Rady M Y, Kodavatiganti R, Ryan T
Department of Cardiothoracic Anesthesia, Cleveland Clinic Foundation, Ohio, USA.
Chest. 1998 Jul;114(1):76-84. doi: 10.1378/chest.114.1.76.
To determine the incidence, diagnostic features, and perioperative predictors of acute cholecystitis after cardiovascular surgery.
Inception cohort study.
A tertiary care 54-bed cardiothoracic ICU.
All patients admitted to an ICU after cardiovascular surgery during a 42-month period.
Collection of relevant preoperative, operative, and ICU data from a database and medical charts.
Postoperative acute cholecystitis (AC).
Out of 11,330 admissions, 876 patients stayed in the ICU more than 7 days and 30 of them (3%) developed postoperative AC. AC was diagnosed a median of 26 days after cardiovascular surgery (interquartile range, 11 to 41 days). All patients with AC developed at least two criteria of the systemic inflammatory response syndrome (SIRS), and 16 of them (53%) were vasopressor-dependent on the day of diagnosis. Trends in biochemical testing of liver function were not diagnostic for AC. Death occurred in seven of 17 patients (41%) who underwent cholecystectomy, three of nine patients (33%) treated with percutaneous cholecystostomy, and one of four patients (25%) treated conservatively (p=not significant). Specific earlier predictors of AC were arterial vascular disease, preoperative oxygen delivery less than 430 mL/min x m2, longer times on cardiopulmonary bypass, surgical re-exploration, ICU course complicated by cardiac arrhythmia, mechanical ventilation > or = 3 days, bacteremia, and nosocomial infections.
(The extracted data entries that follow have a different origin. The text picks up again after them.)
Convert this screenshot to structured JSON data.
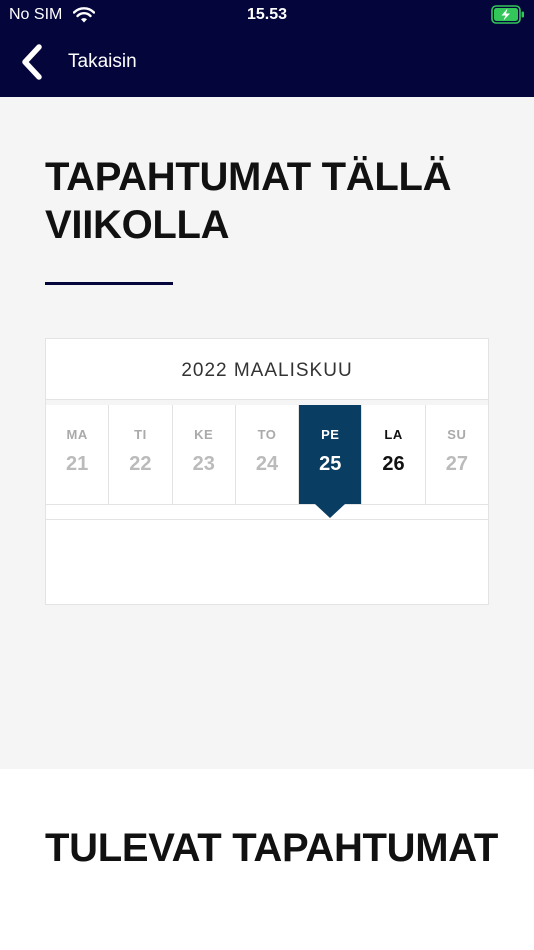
{
  "status_bar": {
    "carrier": "No SIM",
    "time": "15.53",
    "icons": [
      "wifi-icon",
      "battery-charging-icon"
    ],
    "battery_color": "#33c759"
  },
  "nav": {
    "back_label": "Takaisin",
    "icon": "chevron-left-icon",
    "background": "#03053b"
  },
  "week_section": {
    "title": "TAPAHTUMAT TÄLLÄ VIIKOLLA",
    "calendar": {
      "month_label": "2022 MAALISKUU",
      "selected_day": "25",
      "selected_color": "#0a3d62",
      "days": [
        {
          "name": "MA",
          "num": "21"
        },
        {
          "name": "TI",
          "num": "22"
        },
        {
          "name": "KE",
          "num": "23"
        },
        {
          "name": "TO",
          "num": "24"
        },
        {
          "name": "PE",
          "num": "25"
        },
        {
          "name": "LA",
          "num": "26"
        },
        {
          "name": "SU",
          "num": "27"
        }
      ]
    }
  },
  "upcoming_section": {
    "title": "TULEVAT TAPAHTUMAT"
  }
}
The incidence of AC is low after cardiovascular surgery. Although SIRS and hemodynamic instability were common at the time of diagnosis, the delayed occurrence and lack of specificity of these features for AC limited their utility for early diagnosis. Specific predictors of AC should be sought in the ICU setting to identify patients who are at risk for AC after cardiovascular surgery. When identified, such predictors can prompt earlier diagnosis and treatment. Further evaluation of the selection criteria for different treatment options is needed in order to decrease the morbidity and mortality associated with AC.
确定心血管手术后急性胆囊炎的发病率、诊断特征及围手术期预测因素。
队列起始研究。
一家拥有54张床位的三级护理心胸外科重症监护病房。
42个月期间心血管手术后入住重症监护病房的所有患者。
从数据库和病历中收集相关的术前、术中及重症监护病房数据。
术后急性胆囊炎(AC)。
在11330例入院患者中,876例在重症监护病房停留超过7天,其中30例(3%)发生术后AC。AC在心血管手术后中位26天被诊断(四分位间距为11至41天)。所有AC患者均出现至少两条全身炎症反应综合征(SIRS)标准,其中16例(53%)在诊断当天依赖血管活性药物。肝功能生化检测趋势对AC无诊断意义。17例行胆囊切除术的患者中有7例(41%)死亡,9例行经皮胆囊造瘘术治疗的患者中有3例(33%)死亡,4例保守治疗的患者中有1例(25%)死亡(p值无统计学意义)。AC的特定早期预测因素为动脉血管疾病、术前氧输送量低于430 mL/min×m²、体外循环时间延长、再次手术探查、重症监护病房病程并发心律失常、机械通气≥3天、菌血症及医院感染。
心血管手术后AC的发病率较低。虽然诊断时SIRS和血流动力学不稳定很常见,但这些特征出现较晚且对AC缺乏特异性,限制了其早期诊断的作用。应在重症监护病房环境中寻找AC的特定预测因素,以识别心血管手术后有AC风险的患者。一旦识别出此类预测因素,可促使早期诊断和治疗。需要进一步评估不同治疗方案的选择标准,以降低与AC相关的发病率和死亡率。